Somerton and Frome. December 2019

David Warburton (Conservative)                 36,230 votes        68.04%

Adam Boyden (Liberal Democrats)             17,017 votes        31.96%

Conservative majority                                  19,213 votes

Somerton and Frome, July 2023

Sarah Dyke (Liberal Democrats)                 21,187 votes        67.55%

Faye Purbrick (Conservative)                      10,179 votes        32.45%

Liberal Democrats majority                           11,008 votes

So, the swing to the Liberal Democrats was 35.6%, a two-to-one conservative majority being reversed into a two-to-one Liberal Democrats majority. That was the biggest swing of them all.
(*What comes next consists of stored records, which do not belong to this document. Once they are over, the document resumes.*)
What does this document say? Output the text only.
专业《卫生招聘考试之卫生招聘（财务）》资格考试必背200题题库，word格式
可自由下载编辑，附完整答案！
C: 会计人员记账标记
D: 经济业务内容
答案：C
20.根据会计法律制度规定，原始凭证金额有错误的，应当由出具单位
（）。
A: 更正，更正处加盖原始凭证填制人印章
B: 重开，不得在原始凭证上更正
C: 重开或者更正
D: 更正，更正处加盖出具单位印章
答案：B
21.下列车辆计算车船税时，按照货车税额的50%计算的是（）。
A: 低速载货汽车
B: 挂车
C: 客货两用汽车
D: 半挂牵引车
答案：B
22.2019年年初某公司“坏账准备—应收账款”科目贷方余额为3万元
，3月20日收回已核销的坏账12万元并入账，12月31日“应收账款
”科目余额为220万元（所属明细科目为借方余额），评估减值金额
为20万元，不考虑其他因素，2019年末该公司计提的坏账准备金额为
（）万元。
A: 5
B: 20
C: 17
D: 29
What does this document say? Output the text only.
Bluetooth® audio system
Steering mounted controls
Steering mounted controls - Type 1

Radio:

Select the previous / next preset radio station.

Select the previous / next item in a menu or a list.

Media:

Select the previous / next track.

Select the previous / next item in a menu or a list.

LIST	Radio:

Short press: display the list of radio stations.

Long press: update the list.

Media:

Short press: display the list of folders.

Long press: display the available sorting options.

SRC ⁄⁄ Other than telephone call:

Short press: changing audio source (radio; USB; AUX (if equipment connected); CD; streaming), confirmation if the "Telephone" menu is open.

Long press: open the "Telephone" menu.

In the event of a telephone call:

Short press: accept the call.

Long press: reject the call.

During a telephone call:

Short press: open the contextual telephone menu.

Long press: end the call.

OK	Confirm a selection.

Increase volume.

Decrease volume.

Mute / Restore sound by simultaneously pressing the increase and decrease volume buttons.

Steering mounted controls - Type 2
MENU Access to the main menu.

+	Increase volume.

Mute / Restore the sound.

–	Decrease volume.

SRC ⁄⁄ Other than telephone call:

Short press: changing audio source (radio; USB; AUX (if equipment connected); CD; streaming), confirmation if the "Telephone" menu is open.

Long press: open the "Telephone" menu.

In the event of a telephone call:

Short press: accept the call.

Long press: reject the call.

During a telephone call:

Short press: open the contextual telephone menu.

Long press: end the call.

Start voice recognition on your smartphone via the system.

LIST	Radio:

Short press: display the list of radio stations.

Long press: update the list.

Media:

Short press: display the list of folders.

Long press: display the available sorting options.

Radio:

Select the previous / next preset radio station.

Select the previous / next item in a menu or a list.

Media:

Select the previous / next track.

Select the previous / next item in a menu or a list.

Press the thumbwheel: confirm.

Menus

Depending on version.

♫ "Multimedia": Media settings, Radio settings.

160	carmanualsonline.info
In most Scottish seats there is a two-party competition between Labour and the Scottish National Party – and an example of that is provided by the House of Commons constituency known as Rutherglen and Hamilton West. It is composed of a commuter population south-east of Glasgow and at the 2019 general election the statistics were these:

Rutherglen and Hamilton West, December 2019

Margaret Ferrier (SNP)                       23,775 votes             56.18%

Ged Killen (Labour)                            18,545 votes             43.82%

SNP majority                                             5,230 votes

The circumstances of why there was a by-election were fully explained by me in the article of 18 September cited above “Could British and Scottish PMs learn from Anthony Albanese?”. Anyway, there was a by-election on 5 October and the statistics are these:

Rutherglen and Hamilton West, October 2023

Michael Shanks (Labour)                    17,845 votes            68.00%

Katy Loudon (SNP)                               8,399 votes           32.00%

Labour majority                                     9,446 votes

So, the swing to Labour was 24.2%. In the article cited above, I confidently predicted the election of Michael Shanks and then wrote: “I predict that there will be 16 Scottish Labour members in the next UK term, an important part of the parliamentary party being the majority Labour government led by Starmer”.

I stand by that prediction. Clearly, therefore, Labour will make big gains and both Conservatives and Scottish Nationalists will be the big losers at the October 2024 British general election.